The intention would be that an extension would be for 8 weeks, but the revised PLO makes it plain that where further extensions are required to resolve the case justly, the court may do so, but that it will need to be clearly recorded on the face of the order why such a decision was made.

6.4 If the court agrees an extension is necessary, the intention is that an initial extension to the time limit may be granted for up to eight weeks (or less if directed) in order to resolve the case justly, meaning that the maximum time limit for proceedings will be 34 weeks. If more time is necessary, in order to resolve the proceedings justly, a further extension of up to eight weeks may be agreed by the court. There is no limit on the number of extensions that may be granted in a particular case.

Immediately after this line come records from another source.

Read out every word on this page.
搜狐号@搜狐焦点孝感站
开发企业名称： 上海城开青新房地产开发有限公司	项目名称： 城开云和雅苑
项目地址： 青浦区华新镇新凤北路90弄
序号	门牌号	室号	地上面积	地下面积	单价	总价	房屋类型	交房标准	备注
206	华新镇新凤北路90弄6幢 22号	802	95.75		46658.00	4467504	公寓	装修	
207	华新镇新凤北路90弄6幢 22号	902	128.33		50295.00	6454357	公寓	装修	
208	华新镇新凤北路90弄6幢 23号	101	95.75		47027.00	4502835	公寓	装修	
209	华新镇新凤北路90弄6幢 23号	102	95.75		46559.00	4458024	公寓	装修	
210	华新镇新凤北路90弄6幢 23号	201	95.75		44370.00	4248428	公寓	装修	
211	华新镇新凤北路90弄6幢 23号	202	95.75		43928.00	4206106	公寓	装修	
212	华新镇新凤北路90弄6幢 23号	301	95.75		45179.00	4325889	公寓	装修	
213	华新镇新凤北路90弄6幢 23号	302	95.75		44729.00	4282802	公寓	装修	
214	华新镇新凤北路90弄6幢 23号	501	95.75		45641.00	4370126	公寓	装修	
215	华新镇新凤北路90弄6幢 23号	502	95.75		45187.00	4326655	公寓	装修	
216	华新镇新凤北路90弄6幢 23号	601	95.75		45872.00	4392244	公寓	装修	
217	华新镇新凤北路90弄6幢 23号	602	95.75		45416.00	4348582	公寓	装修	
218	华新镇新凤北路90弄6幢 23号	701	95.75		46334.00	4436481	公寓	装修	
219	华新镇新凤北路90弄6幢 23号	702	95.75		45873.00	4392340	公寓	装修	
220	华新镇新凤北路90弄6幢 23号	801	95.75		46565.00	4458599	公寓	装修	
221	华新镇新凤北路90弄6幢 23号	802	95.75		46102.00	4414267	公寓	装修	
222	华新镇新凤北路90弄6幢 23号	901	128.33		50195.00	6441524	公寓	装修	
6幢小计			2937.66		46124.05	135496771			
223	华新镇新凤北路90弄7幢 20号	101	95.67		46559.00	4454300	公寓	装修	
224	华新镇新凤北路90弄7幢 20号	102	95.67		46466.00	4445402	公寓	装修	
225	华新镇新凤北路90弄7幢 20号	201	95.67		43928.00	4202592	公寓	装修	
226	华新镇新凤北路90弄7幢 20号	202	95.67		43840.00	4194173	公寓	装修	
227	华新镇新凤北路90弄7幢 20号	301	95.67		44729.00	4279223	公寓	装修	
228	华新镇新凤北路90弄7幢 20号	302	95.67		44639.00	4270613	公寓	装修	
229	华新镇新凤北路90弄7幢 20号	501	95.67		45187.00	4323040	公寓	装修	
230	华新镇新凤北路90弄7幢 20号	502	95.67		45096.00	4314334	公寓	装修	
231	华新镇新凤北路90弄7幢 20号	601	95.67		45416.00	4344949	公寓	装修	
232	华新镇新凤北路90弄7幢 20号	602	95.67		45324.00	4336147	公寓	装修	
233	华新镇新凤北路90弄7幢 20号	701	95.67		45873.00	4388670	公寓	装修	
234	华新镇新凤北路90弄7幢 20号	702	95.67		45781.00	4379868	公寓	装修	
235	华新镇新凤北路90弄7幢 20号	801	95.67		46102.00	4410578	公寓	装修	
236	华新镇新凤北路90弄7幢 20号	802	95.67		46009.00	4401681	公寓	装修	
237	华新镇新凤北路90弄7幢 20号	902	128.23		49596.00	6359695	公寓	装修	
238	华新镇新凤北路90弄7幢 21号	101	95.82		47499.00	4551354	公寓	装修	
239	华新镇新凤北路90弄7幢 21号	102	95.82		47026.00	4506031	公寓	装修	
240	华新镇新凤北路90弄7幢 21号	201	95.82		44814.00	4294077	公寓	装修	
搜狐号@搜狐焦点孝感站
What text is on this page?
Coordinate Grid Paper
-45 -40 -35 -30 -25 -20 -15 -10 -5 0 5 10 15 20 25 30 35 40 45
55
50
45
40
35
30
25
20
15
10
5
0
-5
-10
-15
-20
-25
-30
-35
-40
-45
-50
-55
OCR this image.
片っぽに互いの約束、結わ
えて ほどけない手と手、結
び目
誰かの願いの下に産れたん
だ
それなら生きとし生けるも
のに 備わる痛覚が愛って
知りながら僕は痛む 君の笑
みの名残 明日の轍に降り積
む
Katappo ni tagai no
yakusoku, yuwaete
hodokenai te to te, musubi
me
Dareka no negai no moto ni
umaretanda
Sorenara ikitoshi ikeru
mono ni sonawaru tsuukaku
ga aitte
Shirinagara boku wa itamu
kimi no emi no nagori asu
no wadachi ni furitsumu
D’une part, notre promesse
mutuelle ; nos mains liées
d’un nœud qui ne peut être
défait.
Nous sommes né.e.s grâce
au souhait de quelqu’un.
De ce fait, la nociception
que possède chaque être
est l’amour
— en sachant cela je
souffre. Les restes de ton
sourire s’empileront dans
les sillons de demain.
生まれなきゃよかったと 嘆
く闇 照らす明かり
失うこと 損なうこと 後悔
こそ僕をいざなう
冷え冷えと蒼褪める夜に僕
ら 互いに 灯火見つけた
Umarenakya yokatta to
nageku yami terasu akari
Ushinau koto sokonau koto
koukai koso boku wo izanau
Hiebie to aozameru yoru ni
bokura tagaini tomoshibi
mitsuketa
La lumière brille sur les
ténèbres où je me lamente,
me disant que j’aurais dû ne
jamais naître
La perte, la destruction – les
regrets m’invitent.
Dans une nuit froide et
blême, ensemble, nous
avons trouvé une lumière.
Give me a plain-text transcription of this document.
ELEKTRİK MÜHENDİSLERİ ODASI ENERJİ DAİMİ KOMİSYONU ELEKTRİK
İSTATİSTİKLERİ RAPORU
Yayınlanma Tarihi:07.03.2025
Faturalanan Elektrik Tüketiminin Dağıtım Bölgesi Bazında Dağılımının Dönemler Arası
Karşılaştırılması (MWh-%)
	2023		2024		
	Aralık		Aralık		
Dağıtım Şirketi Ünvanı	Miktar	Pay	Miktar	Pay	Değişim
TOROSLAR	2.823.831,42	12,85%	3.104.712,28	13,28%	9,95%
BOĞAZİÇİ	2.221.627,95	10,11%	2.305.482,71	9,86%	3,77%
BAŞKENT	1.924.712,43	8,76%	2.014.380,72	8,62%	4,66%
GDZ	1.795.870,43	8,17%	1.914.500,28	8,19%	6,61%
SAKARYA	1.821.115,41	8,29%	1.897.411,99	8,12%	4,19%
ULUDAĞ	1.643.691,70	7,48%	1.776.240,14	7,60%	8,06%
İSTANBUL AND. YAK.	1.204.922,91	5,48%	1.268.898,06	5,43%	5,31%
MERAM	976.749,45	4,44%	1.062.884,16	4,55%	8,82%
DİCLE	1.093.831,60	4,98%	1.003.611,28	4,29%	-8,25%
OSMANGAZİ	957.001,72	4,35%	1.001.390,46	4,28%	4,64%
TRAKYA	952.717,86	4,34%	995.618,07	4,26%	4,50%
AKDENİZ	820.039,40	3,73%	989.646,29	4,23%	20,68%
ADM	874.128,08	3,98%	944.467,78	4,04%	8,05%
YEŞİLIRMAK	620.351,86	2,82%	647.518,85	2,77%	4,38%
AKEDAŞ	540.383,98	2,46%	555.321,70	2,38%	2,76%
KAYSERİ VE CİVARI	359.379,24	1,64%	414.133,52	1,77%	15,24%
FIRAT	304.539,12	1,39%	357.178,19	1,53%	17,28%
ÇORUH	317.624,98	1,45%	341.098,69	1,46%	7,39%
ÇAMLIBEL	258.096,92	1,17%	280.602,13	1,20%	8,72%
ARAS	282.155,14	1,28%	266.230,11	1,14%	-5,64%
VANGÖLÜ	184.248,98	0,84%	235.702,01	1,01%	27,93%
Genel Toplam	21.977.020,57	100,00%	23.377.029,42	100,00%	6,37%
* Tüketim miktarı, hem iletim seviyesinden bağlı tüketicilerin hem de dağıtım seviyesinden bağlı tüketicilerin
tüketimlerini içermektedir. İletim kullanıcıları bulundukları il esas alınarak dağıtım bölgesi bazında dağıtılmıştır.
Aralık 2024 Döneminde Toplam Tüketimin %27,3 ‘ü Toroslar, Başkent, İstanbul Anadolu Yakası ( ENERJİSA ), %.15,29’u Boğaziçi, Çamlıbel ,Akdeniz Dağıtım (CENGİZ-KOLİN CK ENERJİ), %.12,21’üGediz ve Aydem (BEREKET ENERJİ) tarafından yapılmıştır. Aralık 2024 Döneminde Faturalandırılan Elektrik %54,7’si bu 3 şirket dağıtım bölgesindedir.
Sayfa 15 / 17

6.5 If the court considers that the timetable for the proceedings will require an extension beyond the next eight week period in order to resolve the proceedings justly, the Case Management Order should —

(1) state the reason(s) why it is necessary to have a further extension;
(2) fix the date of the next effective hearing (which might be in a period
shorter than a further eight weeks); and
(3) indicate whether it is appropriate for the next application for an extension of the timetable to be considered on paper.

What is interesting with these aspects is that, much like the Children and Families Bill, there is no attempt to give guidance or factors that might justify a case going beyond 26 weeks. To an extent, this is sensible, since drafting such a set of factors would either omit something unpredictable OR be so widely drawn that almost any case could be incorporated into it (a common refrain in the Family Justice Review is that every lawyer considers their individual case to be 'exceptional' – the illusory superiority effect, where everyone considers themselves to be above average intelligence and an above average driver…

Having said that, this places the individual court, grappling with an application not to conclude the proceedings, but to grant an 8 week extension, somewhat on its own when deciding whether to grant or refuse that extension. It may well be that the theme is developed further in Court of Appeal judgments.